Ref-SAM3D: Bridging SAM3D with Text for Reference 3D Reconstruction
This addresses the problem of text-guided 3D reconstruction for applications like 3D editing and virtual environments, representing an incremental extension to SAM3D.
The paper tackles the limitation of SAM3D in reconstructing specific objects from textual descriptions by introducing Ref-SAM3D, which incorporates text as a prior for zero-shot 3D reconstruction from a single RGB image, achieving competitive and high-fidelity results.

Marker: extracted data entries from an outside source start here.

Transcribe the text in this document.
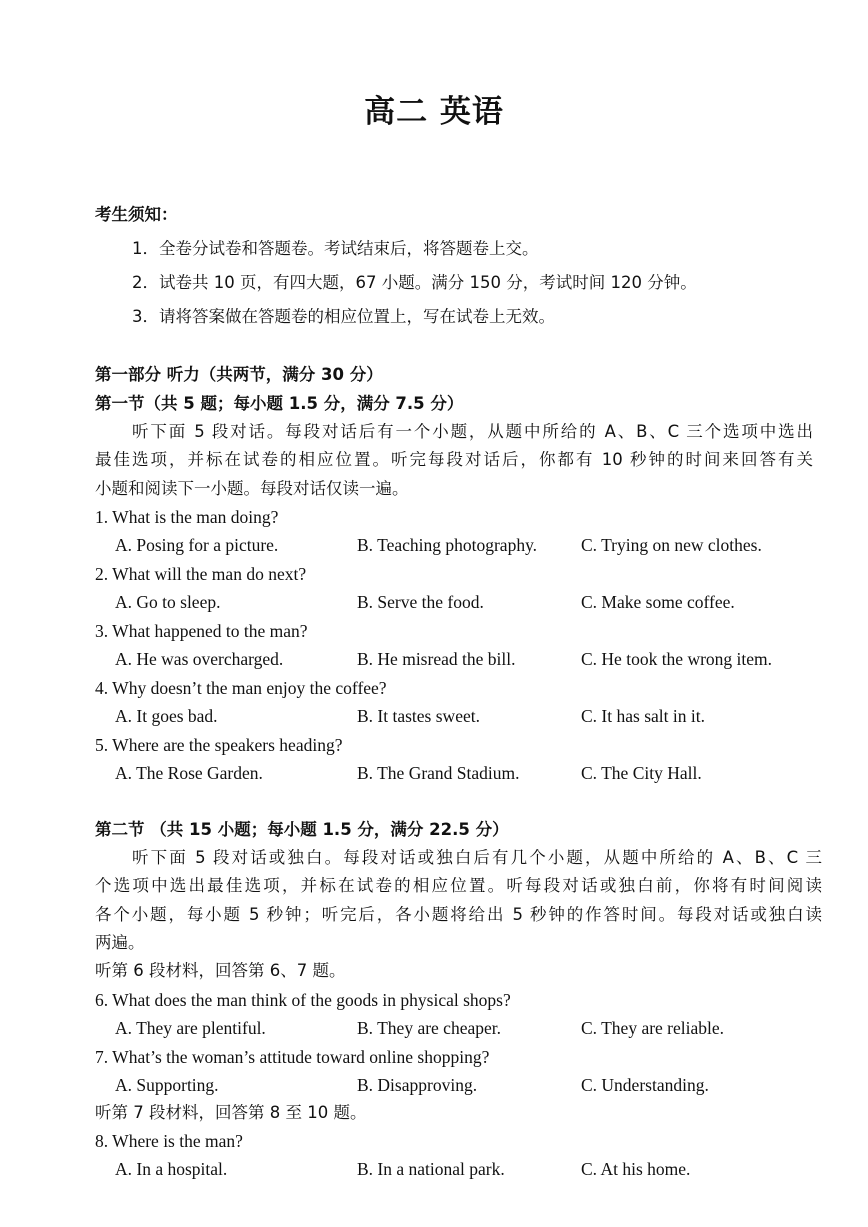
高二 英语
考生须知：
1．全卷分试卷和答题卷。考试结束后，将答题卷上交。
2．试卷共 10 页，有四大题，67 小题。满分 150 分，考试时间 120 分钟。
3．请将答案做在答题卷的相应位置上，写在试卷上无效。
第一部分 听力（共两节，满分 30 分）
第一节（共 5 题；每小题 1.5 分，满分 7.5 分）
听下面 5 段对话。每段对话后有一个小题，从题中所给的 A、B、C 三个选项中选出
最佳选项，并标在试卷的相应位置。听完每段对话后，你都有 10 秒钟的时间来回答有关
小题和阅读下一小题。每段对话仅读一遍。
1. What is the man doing?
A. Posing for a picture.	B. Teaching photography.	C. Trying on new clothes.
2. What will the man do next?
A. Go to sleep.	B. Serve the food.	C. Make some coffee.
3. What happened to the man?
A. He was overcharged.	B. He misread the bill.	C. He took the wrong item.
4. Why doesn’t the man enjoy the coffee?
A. It goes bad.	B. It tastes sweet.	C. It has salt in it.
5. Where are the speakers heading?
A. The Rose Garden.	B. The Grand Stadium.	C. The City Hall.
第二节 （共 15 小题；每小题 1.5 分，满分 22.5 分）
听下面 5 段对话或独白。每段对话或独白后有几个小题，从题中所给的 A、B、C 三
个选项中选出最佳选项，并标在试卷的相应位置。听每段对话或独白前，你将有时间阅读
各个小题，每小题 5 秒钟；听完后，各小题将给出 5 秒钟的作答时间。每段对话或独白读
两遍。
听第 6 段材料，回答第 6、7 题。
6. What does the man think of the goods in physical shops?
A. They are plentiful.	B. They are cheaper.	C. They are reliable.
7. What’s the woman’s attitude toward online shopping?
A. Supporting.	B. Disapproving.	C. Understanding.
听第 7 段材料，回答第 8 至 10 题。
8. Where is the man?
A. In a hospital.	B. In a national park.	C. At his home.
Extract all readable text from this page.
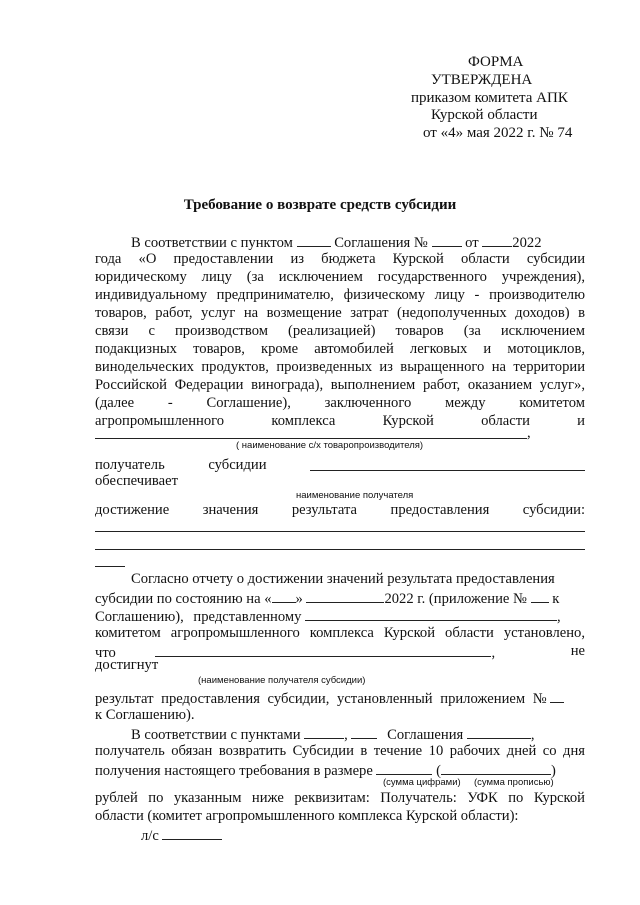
ФОРМА
УТВЕРЖДЕНА
приказом комитета АПК
Курской области
от «4» мая 2022 г. № 74
Требование о возврате средств субсидии
В соответствии с пунктом	Соглашения №	от 2022
года «О предоставлении из бюджета Курской области субсидии
юридическому лицу (за исключением государственного учреждения),
индивидуальному предпринимателю, физическому лицу - производителю
товаров, работ, услуг на возмещение затрат (недополученных доходов) в
связи с производством (реализацией) товаров (за исключением
подакцизных товаров, кроме автомобилей легковых и мотоциклов,
винодельческих продуктов, произведенных из выращенного на территории
Российской Федерации винограда), выполнением работ, оказанием услуг»,
(далее - Соглашение), заключенного между комитетом
агропромышленного комплекса Курской области и
,
( наименование с/х товаропроизводителя)
получатель субсидии
обеспечивает
наименование получателя
достижение значения результата предоставления субсидии:
Согласно отчету о достижении значений результата предоставления
субсидии по состоянию на « »	2022 г. (приложение № к
Соглашению), представленному	,
комитетом агропромышленного комплекса Курской области установлено,
что	,	не
достигнут
(наименование получателя субсидии)
результат предоставления субсидии, установленный приложением №
к Соглашению).
В соответствии с пунктами	,	Соглашения	,
получатель обязан возвратить Субсидии в течение 10 рабочих дней со дня
получения настоящего требования в размере	(	)
(сумма цифрами) (сумма прописью)
рублей по указанным ниже реквизитам: Получатель: УФК по Курской
области (комитет агропромышленного комплекса Курской области):
л/с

SAM3D has garnered widespread attention for its strong 3D object reconstruction capabilities. However, a key limitation remains: SAM3D cannot reconstruct specific objects referred to by textual descriptions, a capability that is essential for practical applications such as 3D editing, game development, and virtual environments. To address this gap, we introduce Ref-SAM3D, a simple yet effective extension to SAM3D that incorporates textual descriptions as a high-level prior, enabling text-guided 3D reconstruction from a single RGB image. Through extensive qualitative experiments, we show that Ref-SAM3D, guided only by natural language and a single 2D view, delivers competitive and high-fidelity zero-shot reconstruction performance. Our results demonstrate that Ref-SAM3D effectively bridges the gap between 2D visual cues and 3D geometric understanding, offering a more flexible and accessible paradigm for reference-guided 3D reconstruction. Code is available at: https://github.com/FudanCVL/Ref-SAM3D.